In this instance, however, the illusion of authenticity exposes the inauthenticity
of celebrity: Winslet is not an ordinary person but a Hollywood celebrity; Winslet
is not an epidemiologist but has played one in a movie.
These displays led Amanda Hess, critic at large for the New York Times, to declare
that “among the social impacts of the coronavirus is its swift dismantling of the
cult of celebrity.” This is surely an overstatement, even for Hess herself, who ends
with praise of Britney Spears: Spears posted Mimi Zhu's call on Instagram to “kiss
and hold each other through the waves of the web” and “re‐distribute wealth.” Celebrity
culture is not disappearing any time soon, but it is now most appreciated as a romanticized,
benign, soothing domesticity.

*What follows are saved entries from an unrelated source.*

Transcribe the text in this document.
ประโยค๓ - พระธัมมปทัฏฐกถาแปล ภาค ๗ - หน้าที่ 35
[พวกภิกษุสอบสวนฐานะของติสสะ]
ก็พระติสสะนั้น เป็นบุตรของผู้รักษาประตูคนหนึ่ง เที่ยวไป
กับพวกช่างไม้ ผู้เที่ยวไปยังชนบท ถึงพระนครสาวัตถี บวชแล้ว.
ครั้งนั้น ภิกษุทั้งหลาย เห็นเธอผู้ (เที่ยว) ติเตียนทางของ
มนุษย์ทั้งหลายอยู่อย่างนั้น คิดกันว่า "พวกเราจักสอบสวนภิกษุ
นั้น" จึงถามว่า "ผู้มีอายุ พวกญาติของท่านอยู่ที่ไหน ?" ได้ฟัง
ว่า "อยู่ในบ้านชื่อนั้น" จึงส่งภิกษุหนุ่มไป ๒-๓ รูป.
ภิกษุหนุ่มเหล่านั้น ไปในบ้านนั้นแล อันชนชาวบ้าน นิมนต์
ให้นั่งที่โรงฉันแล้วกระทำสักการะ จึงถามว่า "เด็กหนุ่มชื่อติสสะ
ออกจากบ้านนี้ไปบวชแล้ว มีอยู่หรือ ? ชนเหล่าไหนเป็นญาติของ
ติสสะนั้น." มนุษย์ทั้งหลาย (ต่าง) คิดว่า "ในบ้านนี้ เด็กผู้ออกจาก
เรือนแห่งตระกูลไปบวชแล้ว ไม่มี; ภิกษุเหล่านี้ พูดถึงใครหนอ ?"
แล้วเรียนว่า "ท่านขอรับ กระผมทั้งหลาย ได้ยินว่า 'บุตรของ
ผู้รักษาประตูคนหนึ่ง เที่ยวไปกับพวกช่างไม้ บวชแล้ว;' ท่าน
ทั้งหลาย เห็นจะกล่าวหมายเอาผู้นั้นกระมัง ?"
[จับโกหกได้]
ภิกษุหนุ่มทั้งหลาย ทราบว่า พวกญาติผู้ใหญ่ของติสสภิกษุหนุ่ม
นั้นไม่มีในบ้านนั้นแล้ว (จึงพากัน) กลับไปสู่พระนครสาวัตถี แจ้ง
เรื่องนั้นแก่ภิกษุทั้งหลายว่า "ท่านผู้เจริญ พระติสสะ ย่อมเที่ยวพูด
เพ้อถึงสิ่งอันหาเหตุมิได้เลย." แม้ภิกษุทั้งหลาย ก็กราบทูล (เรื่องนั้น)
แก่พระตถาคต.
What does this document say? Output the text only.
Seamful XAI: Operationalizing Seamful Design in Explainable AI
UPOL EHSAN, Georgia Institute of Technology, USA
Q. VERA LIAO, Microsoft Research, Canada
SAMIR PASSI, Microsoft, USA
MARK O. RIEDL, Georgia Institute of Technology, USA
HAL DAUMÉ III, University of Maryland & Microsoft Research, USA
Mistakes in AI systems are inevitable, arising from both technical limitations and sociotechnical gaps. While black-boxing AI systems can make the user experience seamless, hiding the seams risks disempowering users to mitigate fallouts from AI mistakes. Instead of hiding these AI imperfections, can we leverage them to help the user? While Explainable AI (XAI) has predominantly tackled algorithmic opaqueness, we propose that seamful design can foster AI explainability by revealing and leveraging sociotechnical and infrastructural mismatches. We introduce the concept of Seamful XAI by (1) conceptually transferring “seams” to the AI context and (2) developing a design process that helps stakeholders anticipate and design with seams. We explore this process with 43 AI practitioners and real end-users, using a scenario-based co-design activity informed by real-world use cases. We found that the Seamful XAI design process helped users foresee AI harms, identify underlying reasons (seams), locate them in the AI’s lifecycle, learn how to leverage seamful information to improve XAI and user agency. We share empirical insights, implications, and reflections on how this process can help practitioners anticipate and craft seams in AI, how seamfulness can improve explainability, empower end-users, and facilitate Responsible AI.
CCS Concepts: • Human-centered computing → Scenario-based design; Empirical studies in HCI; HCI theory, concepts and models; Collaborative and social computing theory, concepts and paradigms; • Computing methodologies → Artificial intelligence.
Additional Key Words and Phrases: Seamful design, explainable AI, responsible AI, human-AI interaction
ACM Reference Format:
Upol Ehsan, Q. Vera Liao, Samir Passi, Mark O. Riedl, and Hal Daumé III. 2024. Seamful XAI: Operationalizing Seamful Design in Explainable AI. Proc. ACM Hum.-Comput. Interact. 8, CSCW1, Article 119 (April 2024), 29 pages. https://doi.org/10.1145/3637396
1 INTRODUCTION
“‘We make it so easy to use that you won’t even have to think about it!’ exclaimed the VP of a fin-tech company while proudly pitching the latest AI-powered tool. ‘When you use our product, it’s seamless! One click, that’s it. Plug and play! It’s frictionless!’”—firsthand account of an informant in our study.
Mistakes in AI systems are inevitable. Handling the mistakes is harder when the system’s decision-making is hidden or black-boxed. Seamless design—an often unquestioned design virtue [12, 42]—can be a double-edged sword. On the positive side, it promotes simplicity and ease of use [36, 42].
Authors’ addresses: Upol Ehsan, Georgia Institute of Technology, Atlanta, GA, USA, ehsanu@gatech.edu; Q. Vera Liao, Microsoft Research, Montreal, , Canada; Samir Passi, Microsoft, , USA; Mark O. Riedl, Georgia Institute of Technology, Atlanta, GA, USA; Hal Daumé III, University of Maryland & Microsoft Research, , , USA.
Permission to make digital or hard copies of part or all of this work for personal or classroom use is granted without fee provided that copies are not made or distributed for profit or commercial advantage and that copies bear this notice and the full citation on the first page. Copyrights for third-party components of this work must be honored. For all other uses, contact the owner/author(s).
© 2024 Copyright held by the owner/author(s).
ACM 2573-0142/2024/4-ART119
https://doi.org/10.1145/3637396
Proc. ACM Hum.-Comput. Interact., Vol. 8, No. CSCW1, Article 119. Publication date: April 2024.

This domesticity must be eccentric enough to offset
the potential arrogance, aloofness, and estrangement of wealth and cultural power.
It must be Tom Hanks, the American Everyman playing the eccentric bodhisattva Mr.
Rogers. Bridging the divide between global celebrity and statistical people, Hanks
contracted COVID‐19 and survived in a global sigh of relief. The private lives of
celebrities have taken on new meaning in the time of pandemic, as the streets empty,
as the hospitals fill, as those who must work may dread leaving home, and as those
at home may face their angels and their demons. The time of pandemic is no ordinary
time for anyone.
Note
Thanks to my students in my Approaches to Popular Culture class for their discussions
about celebrity and pandemics: Jacob Phillips, Aileen Dwyer, Fiona Graham, Emma Clemons,
Kellie Rietsch, Valentine McWilliams, Chloe McCarthy, Celine Kerik, and Ivan Martinez‐Medina.